Future Challenges and Applications
Decellularized whole-organ scaffolds can be obtained from virtually any organ in the body, while preserving the specific microarchitecture of the extracellular matrix. These scaffolds serve as a great platform for organ bioengineering as they preserve the organ’s 3D blueprint. The creation of a fully functional solid organ remains in the horizon of the tissue engineering and regenerative medicine fields. Despite scientific progress, there are few examples of the human application. Two potential explanations for this may be 1) problems associated with “scale up” and 2) cell death associated with implantation. Large numbers of cells are needed to generate relatively small volumes of tissue.

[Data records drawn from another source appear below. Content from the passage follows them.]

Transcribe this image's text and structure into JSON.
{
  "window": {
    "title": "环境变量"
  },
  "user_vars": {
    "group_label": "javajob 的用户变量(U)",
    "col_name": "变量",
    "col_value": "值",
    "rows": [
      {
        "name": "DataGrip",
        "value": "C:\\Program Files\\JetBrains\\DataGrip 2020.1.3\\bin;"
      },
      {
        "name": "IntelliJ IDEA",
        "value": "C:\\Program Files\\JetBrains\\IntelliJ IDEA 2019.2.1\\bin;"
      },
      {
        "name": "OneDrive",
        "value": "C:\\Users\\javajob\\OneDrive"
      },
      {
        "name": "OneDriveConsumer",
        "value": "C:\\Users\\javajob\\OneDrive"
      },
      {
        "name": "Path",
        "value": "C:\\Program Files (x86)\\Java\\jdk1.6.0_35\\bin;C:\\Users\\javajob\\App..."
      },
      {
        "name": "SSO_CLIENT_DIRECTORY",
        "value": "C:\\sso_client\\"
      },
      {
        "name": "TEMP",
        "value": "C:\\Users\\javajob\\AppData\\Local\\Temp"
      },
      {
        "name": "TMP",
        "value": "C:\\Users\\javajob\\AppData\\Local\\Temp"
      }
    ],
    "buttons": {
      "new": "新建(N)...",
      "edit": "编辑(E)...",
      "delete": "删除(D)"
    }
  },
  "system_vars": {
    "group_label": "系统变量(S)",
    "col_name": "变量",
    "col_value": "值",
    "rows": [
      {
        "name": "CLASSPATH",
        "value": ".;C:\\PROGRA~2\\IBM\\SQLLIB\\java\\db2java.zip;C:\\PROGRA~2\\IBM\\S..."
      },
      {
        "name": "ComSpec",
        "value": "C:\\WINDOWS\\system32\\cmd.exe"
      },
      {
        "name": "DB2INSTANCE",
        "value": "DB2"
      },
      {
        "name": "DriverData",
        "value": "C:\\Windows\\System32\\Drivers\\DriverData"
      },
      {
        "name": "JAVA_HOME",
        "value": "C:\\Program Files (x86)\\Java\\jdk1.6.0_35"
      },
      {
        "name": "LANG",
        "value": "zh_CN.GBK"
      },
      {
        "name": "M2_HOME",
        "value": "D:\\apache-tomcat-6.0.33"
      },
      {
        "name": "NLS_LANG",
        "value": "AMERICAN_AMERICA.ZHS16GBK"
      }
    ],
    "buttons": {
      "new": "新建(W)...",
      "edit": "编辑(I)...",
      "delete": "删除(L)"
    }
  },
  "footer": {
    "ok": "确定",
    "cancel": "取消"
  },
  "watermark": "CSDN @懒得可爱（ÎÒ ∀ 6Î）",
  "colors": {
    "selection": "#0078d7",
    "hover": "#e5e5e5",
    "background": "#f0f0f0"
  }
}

To ultimately be effective in humans, it will be necessary to generate relatively large volumes, starting with very few cells. Mature cells, expanded in vitro, lose efficacy. Cell implantation and its associated vascular disruption results in a relatively hypoxic environment and cell death. The potential for different cell types to be expanded in vitro and survive a relatively hostile environment, at the time of implantation is now being explored. Research efforts in the coming years should focus on specific goals to standardize the decellularization process, manipulate stem cells as desired, preserve scaffolds and organs, evaluate the immune response and reach the next mile-stone: the transplantation of bioengineered organs in a large animal model.